For most of her professional life her cartoons have been more on the theme of people's everyday lives and worries. When this is your subject matter you start in more of a vacuum. You need a powerful imagination, a great sense of humour, a real understanding of the human condition and you must have something to say ... there is an advantage to this type of cartoon. It has lasting value.

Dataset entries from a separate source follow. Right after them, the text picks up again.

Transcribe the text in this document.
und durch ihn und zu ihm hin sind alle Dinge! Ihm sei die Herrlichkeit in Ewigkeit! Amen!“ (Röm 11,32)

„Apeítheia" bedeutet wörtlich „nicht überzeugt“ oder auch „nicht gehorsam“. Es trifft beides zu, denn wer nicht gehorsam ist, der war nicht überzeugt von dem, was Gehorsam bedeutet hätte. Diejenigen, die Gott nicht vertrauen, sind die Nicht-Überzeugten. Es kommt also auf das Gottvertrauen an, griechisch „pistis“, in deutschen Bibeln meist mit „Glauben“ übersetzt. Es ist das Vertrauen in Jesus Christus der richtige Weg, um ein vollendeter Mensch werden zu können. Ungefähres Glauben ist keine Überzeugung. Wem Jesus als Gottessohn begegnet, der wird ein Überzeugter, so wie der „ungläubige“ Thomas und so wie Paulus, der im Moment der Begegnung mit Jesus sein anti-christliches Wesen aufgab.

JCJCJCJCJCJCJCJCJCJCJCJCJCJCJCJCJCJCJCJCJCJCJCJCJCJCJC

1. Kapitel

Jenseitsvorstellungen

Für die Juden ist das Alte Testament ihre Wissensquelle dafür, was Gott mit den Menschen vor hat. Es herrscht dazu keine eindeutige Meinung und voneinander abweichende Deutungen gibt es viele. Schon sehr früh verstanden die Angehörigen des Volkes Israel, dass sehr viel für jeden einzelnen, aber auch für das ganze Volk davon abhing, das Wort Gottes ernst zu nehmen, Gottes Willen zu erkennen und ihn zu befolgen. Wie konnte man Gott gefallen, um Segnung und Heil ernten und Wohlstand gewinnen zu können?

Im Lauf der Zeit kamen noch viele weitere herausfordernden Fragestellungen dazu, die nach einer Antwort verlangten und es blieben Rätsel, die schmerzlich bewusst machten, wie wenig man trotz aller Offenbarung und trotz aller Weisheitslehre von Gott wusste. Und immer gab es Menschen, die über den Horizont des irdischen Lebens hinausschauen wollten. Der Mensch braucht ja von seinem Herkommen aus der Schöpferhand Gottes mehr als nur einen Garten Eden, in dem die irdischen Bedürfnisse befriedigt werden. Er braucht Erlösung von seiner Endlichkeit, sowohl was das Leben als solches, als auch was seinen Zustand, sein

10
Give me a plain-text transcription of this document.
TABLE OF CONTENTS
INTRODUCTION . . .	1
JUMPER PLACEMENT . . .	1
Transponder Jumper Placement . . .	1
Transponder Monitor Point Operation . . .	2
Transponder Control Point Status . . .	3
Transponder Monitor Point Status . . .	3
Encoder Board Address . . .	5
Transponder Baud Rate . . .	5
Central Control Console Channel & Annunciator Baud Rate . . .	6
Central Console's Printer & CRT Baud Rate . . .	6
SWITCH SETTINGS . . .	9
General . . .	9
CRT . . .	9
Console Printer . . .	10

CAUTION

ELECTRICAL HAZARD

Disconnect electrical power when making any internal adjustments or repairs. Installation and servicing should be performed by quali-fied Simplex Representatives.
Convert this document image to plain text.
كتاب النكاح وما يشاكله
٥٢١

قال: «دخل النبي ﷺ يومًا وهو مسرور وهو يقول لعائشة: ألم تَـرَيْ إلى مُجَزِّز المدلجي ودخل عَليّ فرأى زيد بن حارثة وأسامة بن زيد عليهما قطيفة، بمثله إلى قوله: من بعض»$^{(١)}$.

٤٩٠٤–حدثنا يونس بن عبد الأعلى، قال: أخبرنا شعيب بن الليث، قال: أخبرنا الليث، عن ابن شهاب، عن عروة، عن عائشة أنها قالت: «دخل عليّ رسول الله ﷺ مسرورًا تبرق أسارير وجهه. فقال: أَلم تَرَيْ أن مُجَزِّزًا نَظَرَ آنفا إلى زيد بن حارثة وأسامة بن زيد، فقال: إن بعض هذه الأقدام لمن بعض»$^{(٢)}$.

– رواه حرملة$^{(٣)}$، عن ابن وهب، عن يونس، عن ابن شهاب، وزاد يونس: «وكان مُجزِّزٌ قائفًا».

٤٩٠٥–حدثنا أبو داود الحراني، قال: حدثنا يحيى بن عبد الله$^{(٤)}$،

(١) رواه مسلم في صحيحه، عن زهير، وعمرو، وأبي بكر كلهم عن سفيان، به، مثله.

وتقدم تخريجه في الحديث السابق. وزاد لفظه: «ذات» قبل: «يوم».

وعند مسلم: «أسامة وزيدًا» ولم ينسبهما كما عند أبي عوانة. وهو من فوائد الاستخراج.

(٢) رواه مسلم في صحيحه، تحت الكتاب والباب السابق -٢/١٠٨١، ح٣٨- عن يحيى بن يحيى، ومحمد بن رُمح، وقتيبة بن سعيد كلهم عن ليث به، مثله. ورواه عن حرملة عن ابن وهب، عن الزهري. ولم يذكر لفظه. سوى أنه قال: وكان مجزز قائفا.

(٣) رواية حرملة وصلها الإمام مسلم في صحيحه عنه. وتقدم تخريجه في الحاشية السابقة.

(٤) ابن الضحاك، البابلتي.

Horacek's first commissioned work for The Age newspaper was published on International Women's Day 1995, next to the obituary of Senator Olive Zakharov. This was her cartoon, Woman with Altitude, a work which has since appeared on fridge magnets greeting cards, tea-towels and T-shirts. In 2007, she said that "The woman with altitude ... represents who we could be". At various times she has had regular spots in such newspapers and magazines as The Age, The Weekend Australian Magazine, The Canberra Times and the Australian Book Review.